The longer conversation in class, however, was the discussion about the increasing number of “prediction” stories on economics and business coverage. These are the stories, for example, that poll economists the week before the Federal Open Market Committee meets to write a story attempting to predict whether interest rates will go up, go down, or remain the same. These stories typically appear on the wire services or in major metropolitan papers the weekend before an FOMC meeting.
Another example of this type of story is predicting what will happen to the Gross Domestic Product, or to the unemployment rate. Economists love to give their predictions to journalists, but my experience is that rarely do these stories predict with 100 percent accuracy what has happened in the economy.
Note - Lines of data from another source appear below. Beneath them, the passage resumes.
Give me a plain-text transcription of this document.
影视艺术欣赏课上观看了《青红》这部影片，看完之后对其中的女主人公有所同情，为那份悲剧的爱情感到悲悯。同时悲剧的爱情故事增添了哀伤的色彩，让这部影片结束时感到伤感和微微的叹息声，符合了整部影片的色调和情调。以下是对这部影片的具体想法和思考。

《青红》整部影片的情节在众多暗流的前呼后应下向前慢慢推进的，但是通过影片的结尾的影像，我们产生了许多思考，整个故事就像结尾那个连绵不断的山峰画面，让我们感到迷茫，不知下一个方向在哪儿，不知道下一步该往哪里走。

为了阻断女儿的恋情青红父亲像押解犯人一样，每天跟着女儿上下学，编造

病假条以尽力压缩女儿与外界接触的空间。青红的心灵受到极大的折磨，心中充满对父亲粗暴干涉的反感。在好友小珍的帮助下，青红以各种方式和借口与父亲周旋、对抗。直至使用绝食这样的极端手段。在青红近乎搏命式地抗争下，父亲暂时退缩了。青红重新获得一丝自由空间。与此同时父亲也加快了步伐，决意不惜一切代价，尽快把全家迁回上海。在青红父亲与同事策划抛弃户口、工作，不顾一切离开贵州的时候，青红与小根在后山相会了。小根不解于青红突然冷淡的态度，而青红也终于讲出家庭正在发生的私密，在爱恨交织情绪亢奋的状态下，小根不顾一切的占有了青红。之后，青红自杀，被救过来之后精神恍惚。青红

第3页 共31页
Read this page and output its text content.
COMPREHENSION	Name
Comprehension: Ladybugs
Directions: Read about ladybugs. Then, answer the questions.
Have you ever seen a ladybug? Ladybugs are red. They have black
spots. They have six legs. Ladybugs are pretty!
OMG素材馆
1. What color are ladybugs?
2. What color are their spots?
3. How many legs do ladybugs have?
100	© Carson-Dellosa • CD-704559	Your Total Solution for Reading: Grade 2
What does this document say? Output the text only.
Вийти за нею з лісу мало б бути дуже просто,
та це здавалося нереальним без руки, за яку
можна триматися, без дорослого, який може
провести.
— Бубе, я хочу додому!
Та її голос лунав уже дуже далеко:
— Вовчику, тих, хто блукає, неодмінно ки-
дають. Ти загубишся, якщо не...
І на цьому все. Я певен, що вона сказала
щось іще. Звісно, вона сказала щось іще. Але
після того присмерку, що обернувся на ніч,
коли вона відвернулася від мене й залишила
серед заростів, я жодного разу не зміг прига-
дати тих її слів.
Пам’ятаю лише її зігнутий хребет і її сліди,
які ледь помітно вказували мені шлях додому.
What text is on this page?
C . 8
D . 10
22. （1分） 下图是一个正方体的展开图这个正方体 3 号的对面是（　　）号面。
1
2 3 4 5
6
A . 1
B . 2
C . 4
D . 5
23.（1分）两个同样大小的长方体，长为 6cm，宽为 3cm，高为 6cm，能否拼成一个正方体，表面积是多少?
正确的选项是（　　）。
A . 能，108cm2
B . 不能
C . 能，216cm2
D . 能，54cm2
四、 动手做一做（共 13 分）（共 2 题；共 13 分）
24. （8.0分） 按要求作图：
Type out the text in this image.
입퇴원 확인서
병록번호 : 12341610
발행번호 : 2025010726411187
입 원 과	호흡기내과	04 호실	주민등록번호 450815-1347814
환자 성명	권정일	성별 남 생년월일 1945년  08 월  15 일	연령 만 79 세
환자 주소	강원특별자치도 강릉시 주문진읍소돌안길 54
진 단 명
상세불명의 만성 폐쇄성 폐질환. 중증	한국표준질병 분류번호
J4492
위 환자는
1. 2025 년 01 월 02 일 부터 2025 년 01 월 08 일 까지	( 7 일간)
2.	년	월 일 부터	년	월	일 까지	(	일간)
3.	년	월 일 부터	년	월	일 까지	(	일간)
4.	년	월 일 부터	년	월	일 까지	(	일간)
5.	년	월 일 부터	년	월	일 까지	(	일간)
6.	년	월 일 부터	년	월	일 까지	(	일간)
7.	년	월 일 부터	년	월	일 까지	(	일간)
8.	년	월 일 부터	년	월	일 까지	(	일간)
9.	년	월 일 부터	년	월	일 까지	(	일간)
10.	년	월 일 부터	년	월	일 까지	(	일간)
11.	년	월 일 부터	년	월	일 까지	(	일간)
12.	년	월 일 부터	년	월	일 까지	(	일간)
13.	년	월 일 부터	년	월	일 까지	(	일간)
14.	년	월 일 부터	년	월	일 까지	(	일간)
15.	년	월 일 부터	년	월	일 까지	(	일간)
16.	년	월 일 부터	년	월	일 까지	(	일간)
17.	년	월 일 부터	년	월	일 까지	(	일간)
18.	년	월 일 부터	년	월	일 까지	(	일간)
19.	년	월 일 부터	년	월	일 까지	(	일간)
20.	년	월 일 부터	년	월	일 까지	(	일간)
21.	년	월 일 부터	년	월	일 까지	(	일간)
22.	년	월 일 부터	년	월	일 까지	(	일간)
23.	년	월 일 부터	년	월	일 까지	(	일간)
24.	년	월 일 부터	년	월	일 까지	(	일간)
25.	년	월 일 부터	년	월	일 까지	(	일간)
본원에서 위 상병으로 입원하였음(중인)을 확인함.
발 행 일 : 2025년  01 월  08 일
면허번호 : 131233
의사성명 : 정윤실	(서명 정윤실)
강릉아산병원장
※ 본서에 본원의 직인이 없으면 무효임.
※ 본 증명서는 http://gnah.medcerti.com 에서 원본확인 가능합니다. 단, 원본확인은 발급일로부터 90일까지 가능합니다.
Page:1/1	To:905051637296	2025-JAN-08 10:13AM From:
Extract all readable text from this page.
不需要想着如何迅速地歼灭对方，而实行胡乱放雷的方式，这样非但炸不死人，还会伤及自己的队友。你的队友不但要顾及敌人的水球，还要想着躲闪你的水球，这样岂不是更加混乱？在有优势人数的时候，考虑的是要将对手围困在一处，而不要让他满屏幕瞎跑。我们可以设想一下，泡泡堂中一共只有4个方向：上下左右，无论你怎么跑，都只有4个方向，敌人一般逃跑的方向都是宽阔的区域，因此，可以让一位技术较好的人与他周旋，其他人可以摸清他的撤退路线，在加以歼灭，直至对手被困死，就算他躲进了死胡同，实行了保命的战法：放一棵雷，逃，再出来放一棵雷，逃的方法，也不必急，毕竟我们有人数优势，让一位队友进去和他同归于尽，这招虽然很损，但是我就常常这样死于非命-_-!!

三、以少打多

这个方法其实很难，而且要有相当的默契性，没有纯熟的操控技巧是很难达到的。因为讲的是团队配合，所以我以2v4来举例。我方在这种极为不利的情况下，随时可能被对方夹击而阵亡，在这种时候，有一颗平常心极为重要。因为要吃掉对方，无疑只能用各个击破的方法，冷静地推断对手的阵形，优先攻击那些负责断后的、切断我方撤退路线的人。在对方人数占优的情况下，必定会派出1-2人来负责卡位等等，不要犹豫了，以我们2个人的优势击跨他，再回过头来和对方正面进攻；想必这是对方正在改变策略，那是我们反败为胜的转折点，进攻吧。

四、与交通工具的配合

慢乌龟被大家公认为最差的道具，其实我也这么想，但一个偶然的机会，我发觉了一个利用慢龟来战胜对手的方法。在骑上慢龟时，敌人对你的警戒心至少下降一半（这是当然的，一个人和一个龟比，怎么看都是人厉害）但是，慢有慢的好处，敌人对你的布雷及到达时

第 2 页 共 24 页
And then there’s the stock-picking stories, like Money magazine’s top 10 stock picks for 2005 that imply that these stocks are the ones you have to buy to make money in the market.
My students thought a lot of these stories were sleazy because they put business journalists out on a limb, and I didn’t have a good rejoinder to that argument other than it was the economists making the predictions and the reporters were simply recording them for posterity. I told them that when I was at Bloomberg News, some of the most-read stories were the ones predicting what was going to happen to interest rates or the GDP. The traders loved those stories, and used them to speculate on which way the market would go. In addition, magazines that promote stock picks on their covers are typically strong sellers and make money for the publication.
But I do think that the field of business journalism has entered a dangerous area by taking the “prediction” story to great lengths. And one of these days, a “prediction” story is going to cause great embarrassment.
I am reminded of the poll that Fortune magazine did for the 1940 election that called FDR’s defeat. It took them a while to live that one down.